Ce qu’il admire en eux, c’est leur « bon sens, » c’est leur « naïveté, » c’est leur « vrai savoir des choses de ce monde, » c’est en un mot ce qu’il y a en eux de classique. Ici encore, préparons-nous à plus d’une incartade. Il ferait beau voir qu’on pût accuser de pédantisme un dandy ! Aussi, lui qui est si sensible aux qualités de mesure et d’harmonie dans les proportions, affectera-t-il de ne pas savoir

Ce que c’est que le goût dont on nous parle tant.
Le goût ! Toujours le goût ! Lorsque j’étais enfant
J’avais un précepteur qui m’en disait autant…
Parce que trois pédans m’ont farci la mémoire
De je ne sais quels vers à contre-cœur appris,
N’est-il pour moi qu’un siècle et pour moi qu’un pays ?
Eh ! s’il est glorieux, qu’il dorme dans sa gloire,
Ce siècle de malheur ! C’est du mien que je suis !
[La loi sur la presse]


On croirait entendre Molière protestant que « les anciens sont les anciens et nous sommes les gens de maintenant. » Mais il n’est presque pas un des articles essentiels de l’esthétique du XVIIe siècle que nous ne puissions retrouver sous la plume de Musset.
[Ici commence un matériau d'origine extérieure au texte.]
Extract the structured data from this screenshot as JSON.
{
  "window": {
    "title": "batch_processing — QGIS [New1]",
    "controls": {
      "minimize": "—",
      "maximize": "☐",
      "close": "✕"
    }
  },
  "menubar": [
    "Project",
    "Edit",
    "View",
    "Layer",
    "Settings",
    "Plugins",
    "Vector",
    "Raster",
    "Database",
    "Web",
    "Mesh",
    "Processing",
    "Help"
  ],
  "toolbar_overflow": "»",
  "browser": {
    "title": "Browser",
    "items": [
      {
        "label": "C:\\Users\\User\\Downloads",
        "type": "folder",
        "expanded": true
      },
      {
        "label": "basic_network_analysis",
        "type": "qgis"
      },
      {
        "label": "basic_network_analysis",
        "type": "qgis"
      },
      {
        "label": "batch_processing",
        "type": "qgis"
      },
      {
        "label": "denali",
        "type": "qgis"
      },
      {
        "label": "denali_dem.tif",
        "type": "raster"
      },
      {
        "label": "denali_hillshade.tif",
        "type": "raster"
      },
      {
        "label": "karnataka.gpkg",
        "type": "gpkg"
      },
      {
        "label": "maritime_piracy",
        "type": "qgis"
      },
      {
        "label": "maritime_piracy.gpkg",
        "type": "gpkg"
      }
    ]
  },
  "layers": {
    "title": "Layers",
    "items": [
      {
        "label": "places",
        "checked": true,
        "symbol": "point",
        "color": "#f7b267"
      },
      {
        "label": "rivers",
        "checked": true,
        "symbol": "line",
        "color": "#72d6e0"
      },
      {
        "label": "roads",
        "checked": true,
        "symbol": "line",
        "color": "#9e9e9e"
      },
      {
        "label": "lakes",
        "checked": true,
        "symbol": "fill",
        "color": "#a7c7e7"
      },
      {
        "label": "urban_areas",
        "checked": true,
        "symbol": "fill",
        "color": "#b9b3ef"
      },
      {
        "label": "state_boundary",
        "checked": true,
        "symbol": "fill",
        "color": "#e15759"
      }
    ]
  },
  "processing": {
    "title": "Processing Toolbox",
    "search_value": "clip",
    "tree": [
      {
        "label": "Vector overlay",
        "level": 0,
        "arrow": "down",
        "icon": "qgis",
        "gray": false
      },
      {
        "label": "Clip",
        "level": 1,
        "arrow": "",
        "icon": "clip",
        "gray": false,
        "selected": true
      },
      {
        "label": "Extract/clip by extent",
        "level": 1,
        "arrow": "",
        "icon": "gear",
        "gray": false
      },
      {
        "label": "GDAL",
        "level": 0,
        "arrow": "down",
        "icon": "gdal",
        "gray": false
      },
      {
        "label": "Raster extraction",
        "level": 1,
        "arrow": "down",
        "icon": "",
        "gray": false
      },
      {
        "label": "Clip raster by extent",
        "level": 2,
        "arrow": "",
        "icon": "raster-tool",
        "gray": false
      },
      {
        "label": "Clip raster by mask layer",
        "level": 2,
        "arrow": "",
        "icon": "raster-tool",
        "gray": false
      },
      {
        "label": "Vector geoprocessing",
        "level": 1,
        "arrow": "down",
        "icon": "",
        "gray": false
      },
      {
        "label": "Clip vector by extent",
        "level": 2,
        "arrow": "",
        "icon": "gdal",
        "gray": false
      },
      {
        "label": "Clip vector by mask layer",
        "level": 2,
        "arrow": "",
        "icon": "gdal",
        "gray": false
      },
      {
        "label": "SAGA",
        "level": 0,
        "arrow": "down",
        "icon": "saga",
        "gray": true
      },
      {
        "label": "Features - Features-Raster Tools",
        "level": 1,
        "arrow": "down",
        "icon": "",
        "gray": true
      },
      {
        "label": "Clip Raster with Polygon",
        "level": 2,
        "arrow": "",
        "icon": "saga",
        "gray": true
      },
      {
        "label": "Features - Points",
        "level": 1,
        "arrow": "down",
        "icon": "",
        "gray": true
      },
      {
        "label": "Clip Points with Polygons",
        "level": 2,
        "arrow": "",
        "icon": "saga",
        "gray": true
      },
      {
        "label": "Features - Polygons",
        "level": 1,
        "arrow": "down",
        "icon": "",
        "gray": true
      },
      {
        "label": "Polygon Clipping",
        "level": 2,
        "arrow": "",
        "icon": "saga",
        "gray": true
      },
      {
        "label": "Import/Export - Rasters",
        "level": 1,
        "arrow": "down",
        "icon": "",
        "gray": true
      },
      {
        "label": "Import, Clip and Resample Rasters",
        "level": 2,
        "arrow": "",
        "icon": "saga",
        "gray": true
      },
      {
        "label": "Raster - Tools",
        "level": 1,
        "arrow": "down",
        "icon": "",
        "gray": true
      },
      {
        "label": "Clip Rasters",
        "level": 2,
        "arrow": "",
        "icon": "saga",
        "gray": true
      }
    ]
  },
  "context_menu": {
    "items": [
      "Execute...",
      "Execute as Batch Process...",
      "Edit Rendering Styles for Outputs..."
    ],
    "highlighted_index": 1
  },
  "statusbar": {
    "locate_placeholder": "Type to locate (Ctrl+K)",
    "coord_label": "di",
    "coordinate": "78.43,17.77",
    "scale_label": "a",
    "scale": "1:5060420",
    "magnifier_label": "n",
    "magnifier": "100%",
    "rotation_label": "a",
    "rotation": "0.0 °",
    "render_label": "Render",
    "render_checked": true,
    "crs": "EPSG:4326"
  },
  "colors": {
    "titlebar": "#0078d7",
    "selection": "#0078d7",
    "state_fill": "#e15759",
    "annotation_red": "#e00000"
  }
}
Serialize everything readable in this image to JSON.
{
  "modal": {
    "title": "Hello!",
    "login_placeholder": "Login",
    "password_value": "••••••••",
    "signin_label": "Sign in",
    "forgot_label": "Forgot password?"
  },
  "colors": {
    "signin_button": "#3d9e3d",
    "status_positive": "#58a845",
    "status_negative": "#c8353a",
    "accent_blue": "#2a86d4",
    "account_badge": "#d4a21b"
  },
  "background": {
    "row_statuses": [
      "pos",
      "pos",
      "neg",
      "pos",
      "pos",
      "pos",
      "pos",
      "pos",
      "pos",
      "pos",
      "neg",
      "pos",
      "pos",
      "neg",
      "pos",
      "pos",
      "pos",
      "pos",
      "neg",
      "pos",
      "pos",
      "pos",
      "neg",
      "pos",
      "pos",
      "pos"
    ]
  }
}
Imitation de la nature. « La nature veut toujours être nouvelle, c’est vrai ; mais elle reste toujours la même… Que les arts tâchent de faire comme elle, puisqu’ils ne sont rien qu’en l’imitant. » (André del Sarto.) Vérité et simplicité : « Le vrai seul est aimable ; le vrai ne change pas, mais sa forme change par cela même qu’elle doit être aimable. Or je dis qu’aujourd’hui sa forme doit être simple, et que tout ce qui s’en écarte n’a pas le sens commun. » (Quatrième lettre de Dupuis et Cotonet.) Universalité des peintures : « Le romancier, l’écrivain dramatique, le moraliste, l’historien, le philosophe voient les rapports des choses ; le poète en saisit l’essence… Il ne connaît qu’un homme, celui de tous les temps… Dans tous les sentimens qu’il éprouve, dans toutes les actions dont il est témoin, il cherche la vérité éternelle. » M. Morillot, qui cite ces lignes, datées de 1839, effleure à peine le paradoxe en qualifiant celui qui les a écrites d’être un « Boileau moderne. »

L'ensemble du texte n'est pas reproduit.